Mr. Arnold could be tantalizing without mercy, and when he had fully aroused his wife's anger he was happy.

Mrs. Arnold had received much flattering attention from Lord Melrose, and it wounded her pride when she heard that another had supplanted her. The remarks that had escaped her lips referred to the merciless young matron; and well Montague Arnold was aware of the fact, but he winced not, and only plunged deeper into the whirlpool of dissipation, which sooner or later would be his inevitable destruction.

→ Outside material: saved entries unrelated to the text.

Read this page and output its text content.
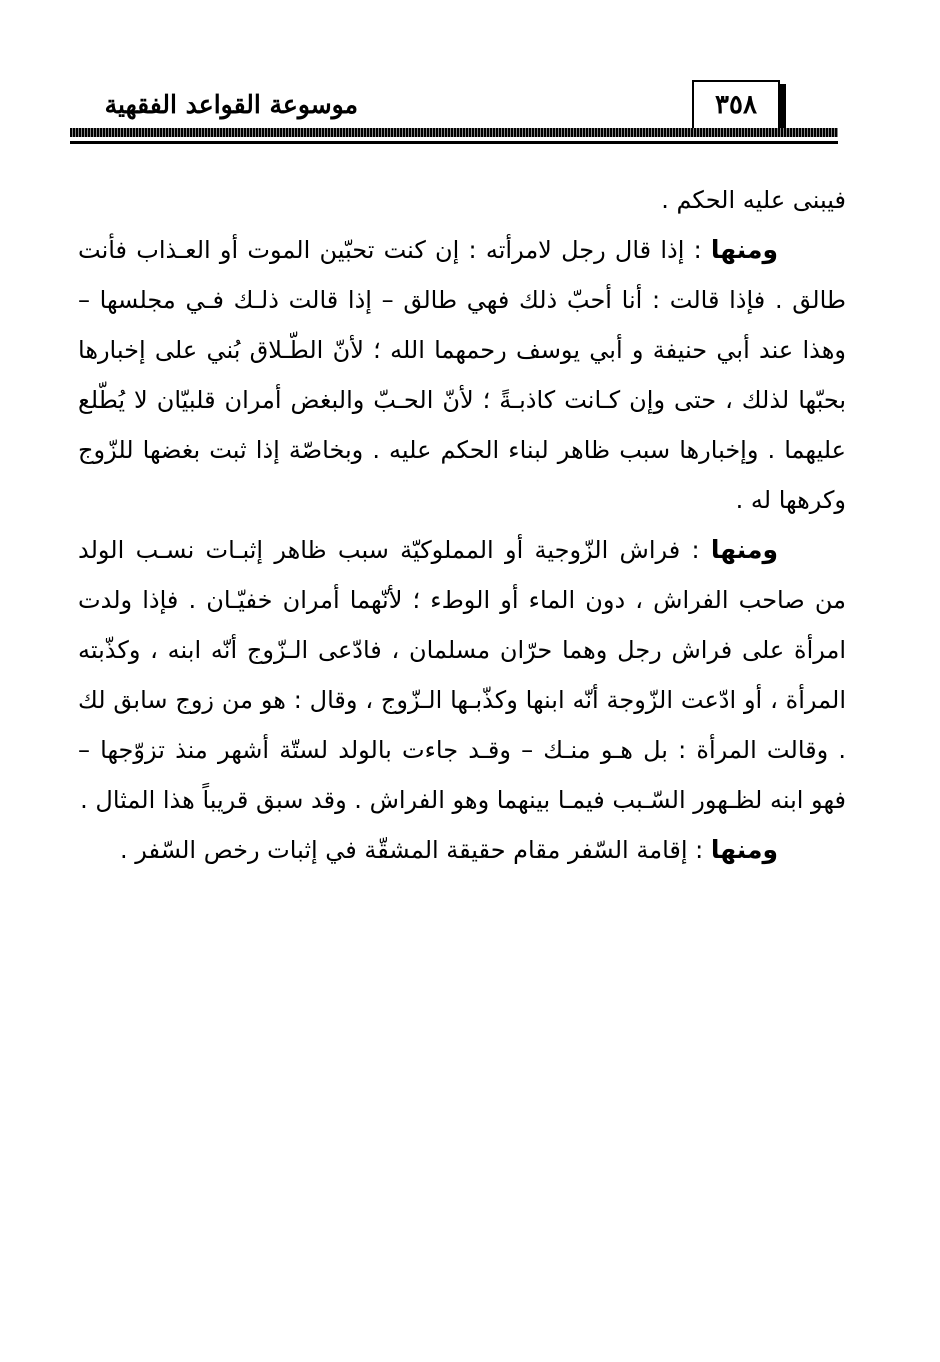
موسوعة القواعد الفقهية	٣٥٨

فيبنى عليه الحكم .

ومنها : إذا قال رجل لامرأته : إن كنت تحبّين الموت أو العـذاب فأنت طالق . فإذا قالت : أنا أحبّ ذلك فهي طالق – إذا قالت ذلـك فـي مجلسها – وهذا عند أبي حنيفة و أبي يوسف رحمهما الله ؛ لأنّ الطّـلاق بُني على إخبارها بحبّها لذلك ، حتى وإن كـانت كاذبـةً ؛ لأنّ الحـبّ والبغض أمران قلبيّان لا يُطّلع عليهما . وإخبارها سبب ظاهر لبناء الحكم عليه . وبخاصّة إذا ثبت بغضها للزّوج وكرهها له .

ومنها : فراش الزّوجية أو المملوكيّة سبب ظاهر إثبـات نسـب الولد من صاحب الفراش ، دون الماء أو الوطء ؛ لأنّهما أمران خفيّـان . فإذا ولدت امرأة على فراش رجل وهما حرّان مسلمان ، فادّعى الـزّوج أنّه ابنه ، وكذّبته المرأة ، أو ادّعت الزّوجة أنّه ابنها وكذّبـها الـزّوج ، وقال : هو من زوج سابق لك . وقالت المرأة : بل هـو منـك – وقـد جاءت بالولد لستّة أشهر منذ تزوّجها – فهو ابنه لظـهور السّـبب فيمـا بينهما وهو الفراش . وقد سبق قريباً هذا المثال .

ومنها : إقامة السّفر مقام حقيقة المشقّة في إثبات رخص السّفر .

"I was really tired waiting," exclaimed Mrs. Arnold, when Mrs. Verne and Marguerite entered the reception room an hour later. "I had begun to think that some prince in disguise had eloped with little sobersides."

"I don't think we will be quite so fortunate, Eve," said Mrs. Verne, with a significant look which annoyed Marguerite more than she was willing to acknowledge.

"Really, Madge, you are growing prettier every day since you came on English soil. Mamma, just look at her color; is it not bewitching? I tell you, Madge, you will turn half the heads in Piccadilly."

Marguerite saw with disgust the real object of her mamma's visit, and she was determined to show her dislike in a manner that would save herself from being the object of ridicule.

"Eve, I wish you to understand that I am not interested in love affairs. Please choose your conversation from other sources, and I will be much obliged—indeed I shall be forever grateful."

The girl's manner was serious, and her pleading looks would have given pleasure to a sensible woman, but they were scorned by Mrs. Arnold and her mother.

Mrs. Verne had been expatiating upon the immense fortune which had fallen to Hubert Tracy, and took the greatest of pains to impress Marguerite with a sense of his importance.

"How I wish that I had waited, mamma. You know that Mr. Tracy was devoted to me in every way, but you preferred Mr. Arnold."